12. Mr. Roy has drawn my attention to the order of the learned Sessions Judge dated 20-7-1979 whereby the learned Sessions Judge allowed adjournment of the case on the ground of the absence of the lawyer for the prosecution in spite of the presence of as many as five witnesses in Court on that date. Even though the prosecution may not have a fundamental right guaranteed by the Constitution to have its case conducted by a lawyer, it has a legal right to that effect since Section 270, Criminal Procedure Code commands that 'in every trial before a Court of Session, the prosecution shall be conducted by a Public Prosecutor'. Justice, as is well-known, must be done both to the prosecution as well as to the accused and, as Bose, J. pointed out in Sangram Singh's case, to the witnesses also and I have no reason to think that this adjournment was wrongly granted, if the Sessions Judge felt that it was necessary in the interest of justice to allow the prosecution to have the case conducted through the lawyer of its choice.
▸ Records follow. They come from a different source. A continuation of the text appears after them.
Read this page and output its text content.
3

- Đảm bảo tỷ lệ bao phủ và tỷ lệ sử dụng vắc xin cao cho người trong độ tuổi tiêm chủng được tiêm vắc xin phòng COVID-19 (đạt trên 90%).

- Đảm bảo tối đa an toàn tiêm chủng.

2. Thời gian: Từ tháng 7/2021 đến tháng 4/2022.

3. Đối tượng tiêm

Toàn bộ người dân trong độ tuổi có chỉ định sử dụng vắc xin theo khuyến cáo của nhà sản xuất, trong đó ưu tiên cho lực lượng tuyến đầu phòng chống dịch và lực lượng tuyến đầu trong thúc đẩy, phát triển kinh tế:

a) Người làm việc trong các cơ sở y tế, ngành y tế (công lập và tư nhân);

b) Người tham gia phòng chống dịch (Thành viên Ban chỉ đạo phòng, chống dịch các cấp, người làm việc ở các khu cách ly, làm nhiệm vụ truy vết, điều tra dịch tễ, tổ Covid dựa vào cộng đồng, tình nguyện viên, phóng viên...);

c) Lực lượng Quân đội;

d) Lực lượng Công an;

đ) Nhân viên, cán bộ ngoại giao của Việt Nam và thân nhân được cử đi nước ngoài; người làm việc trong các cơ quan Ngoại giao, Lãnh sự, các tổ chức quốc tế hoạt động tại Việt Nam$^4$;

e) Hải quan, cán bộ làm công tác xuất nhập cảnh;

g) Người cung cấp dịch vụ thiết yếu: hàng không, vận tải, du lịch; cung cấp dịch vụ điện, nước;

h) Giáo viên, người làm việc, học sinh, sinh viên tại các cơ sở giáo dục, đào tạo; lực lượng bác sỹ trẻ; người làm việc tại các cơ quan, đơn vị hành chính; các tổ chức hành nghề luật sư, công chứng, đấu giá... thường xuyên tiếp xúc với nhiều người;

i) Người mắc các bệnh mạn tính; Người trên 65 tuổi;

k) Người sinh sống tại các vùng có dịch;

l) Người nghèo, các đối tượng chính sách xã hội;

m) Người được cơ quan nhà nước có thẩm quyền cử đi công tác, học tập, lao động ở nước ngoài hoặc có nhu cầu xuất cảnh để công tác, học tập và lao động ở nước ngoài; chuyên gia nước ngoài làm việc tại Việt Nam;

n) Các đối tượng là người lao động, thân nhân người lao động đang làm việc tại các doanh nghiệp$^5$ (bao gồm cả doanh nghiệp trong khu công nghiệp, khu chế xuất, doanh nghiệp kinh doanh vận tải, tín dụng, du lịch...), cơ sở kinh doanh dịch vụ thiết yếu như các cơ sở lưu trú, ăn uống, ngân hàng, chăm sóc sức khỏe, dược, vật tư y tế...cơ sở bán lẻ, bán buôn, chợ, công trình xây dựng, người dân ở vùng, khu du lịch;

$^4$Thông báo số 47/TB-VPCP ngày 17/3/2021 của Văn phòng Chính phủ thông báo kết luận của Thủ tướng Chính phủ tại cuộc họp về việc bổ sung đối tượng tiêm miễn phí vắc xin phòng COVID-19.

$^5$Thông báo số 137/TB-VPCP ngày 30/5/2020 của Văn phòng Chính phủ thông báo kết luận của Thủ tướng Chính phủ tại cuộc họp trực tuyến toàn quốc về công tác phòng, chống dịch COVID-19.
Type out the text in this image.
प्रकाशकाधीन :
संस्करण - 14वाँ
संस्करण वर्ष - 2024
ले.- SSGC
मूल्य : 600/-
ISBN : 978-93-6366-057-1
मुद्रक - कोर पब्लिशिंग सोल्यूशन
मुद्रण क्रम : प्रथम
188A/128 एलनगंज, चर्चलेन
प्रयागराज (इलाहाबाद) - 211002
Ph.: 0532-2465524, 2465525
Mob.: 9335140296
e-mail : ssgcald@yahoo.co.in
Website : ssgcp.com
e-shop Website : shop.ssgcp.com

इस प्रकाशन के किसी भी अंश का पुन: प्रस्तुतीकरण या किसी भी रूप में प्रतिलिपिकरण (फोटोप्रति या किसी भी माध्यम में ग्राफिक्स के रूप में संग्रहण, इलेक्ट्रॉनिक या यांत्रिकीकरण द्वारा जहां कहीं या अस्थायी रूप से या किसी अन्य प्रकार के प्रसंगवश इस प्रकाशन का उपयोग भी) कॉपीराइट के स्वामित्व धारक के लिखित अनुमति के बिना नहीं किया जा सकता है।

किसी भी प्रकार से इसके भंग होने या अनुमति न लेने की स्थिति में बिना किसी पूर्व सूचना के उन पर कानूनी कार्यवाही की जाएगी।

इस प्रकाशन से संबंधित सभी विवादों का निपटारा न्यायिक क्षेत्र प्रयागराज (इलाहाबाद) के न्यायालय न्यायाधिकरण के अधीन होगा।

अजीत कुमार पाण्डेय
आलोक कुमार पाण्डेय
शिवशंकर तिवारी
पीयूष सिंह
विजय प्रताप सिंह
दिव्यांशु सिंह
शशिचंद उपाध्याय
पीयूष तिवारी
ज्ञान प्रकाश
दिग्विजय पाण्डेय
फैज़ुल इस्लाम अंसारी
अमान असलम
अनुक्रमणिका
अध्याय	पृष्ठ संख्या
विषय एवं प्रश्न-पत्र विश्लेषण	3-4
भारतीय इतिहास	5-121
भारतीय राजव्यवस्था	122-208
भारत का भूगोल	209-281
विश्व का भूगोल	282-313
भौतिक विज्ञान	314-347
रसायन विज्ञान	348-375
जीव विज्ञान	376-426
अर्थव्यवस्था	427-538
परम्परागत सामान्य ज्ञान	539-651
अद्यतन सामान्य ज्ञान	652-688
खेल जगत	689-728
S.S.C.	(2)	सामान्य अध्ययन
But it is difficult to understand as to why the learned Sessions Judge, who could show such consideration to the prosecution, would fail to show similar consideration to the accused under similar circumstances and thus would give rise to a scope for the criticism that he had been soft to the prosecution.

13. In Rinzing Choda v. State 1978 Cri LJ 1270, this Court had occasion to examine the scope of the revisional jurisdiction vested in this Court under the Criminal Procedure Code and it has been held in that case by this Court, after referring to and relying on a long catena of Supreme Court decisions, that the Criminal revisional jurisdiction is not to be exercised for the correction of mere errors of law or procedure, the anxiety and the purpose of the revisional Courts always being to correct injustice and not mere illegalities and irregularities. I have, however, no doubt that this revisional application should be allowed even according to the tests laid down by this Court in Rinzing Choda's case as I am stisfled that by refusing to grant the adjournment prayed for by the petitioner by his impugned order, the learned Sessions Judge has deprived the petitioner of his right to be defended by a lawyer of his choice and his right to have reasonable opportunities to secure the presence of his lawyer and thereby has deprived him of his right to cross-examine under Section 256 of the Criminal Procedure Code. This has, as it can not but have, resulted in a flagrant miscarriage of justice.

14. I should not, however, be understood to lay down as a blanket proposition that adjournment should be granted to the accused whenever it is prayed for on the ground of the absence of a lawyer of his choice. If in a given case, the Court feels that the absence of the defence lawyer is wholly unjustified and/ or the accused has not taken proper and diligent steps to secure or ensure his presence, an adjournment prayed on the ground of the absence of the lawyer may be refused. But, by and large, the Court must see that the accused is not denied the right to be defended by a legal practitioner of his choice and is given reasonable opportunities to secure the presence of such lawyer and where, as here, the lawyer chosen by the accused has suddenly fallen ill which has-incapacitated him from attending the Court to defend the accused, the Court should not hesitate to grant adjournment. After all that has been said about speedy disposal of cases and arrears in Courts, one must not forget that though speed is good and is very much desirable, it is deprecable when it amounts to rash speed and however good speedy disposal of a case may be, it can never be desired if it is achieved at the cost of established notions of justice, which cannot always be, administered by the hands of the clock.

15. In the result the revisional application succeeds. As the learned Sessions Judge was wrong in refusing adjournment to the petitioner in order to enable him to cross-examine the prosecution witnesses through the lawyer of his choice, I direct that the learned Sessions Judge shall recall all the five witnesses who were tendered for cross-examination on 26-10-1979 and would give to the petitioner opportunity to cross-examine those five witnesses by and through his lawyer on the next date and then proceed with the case according to law. Let the records go down at once.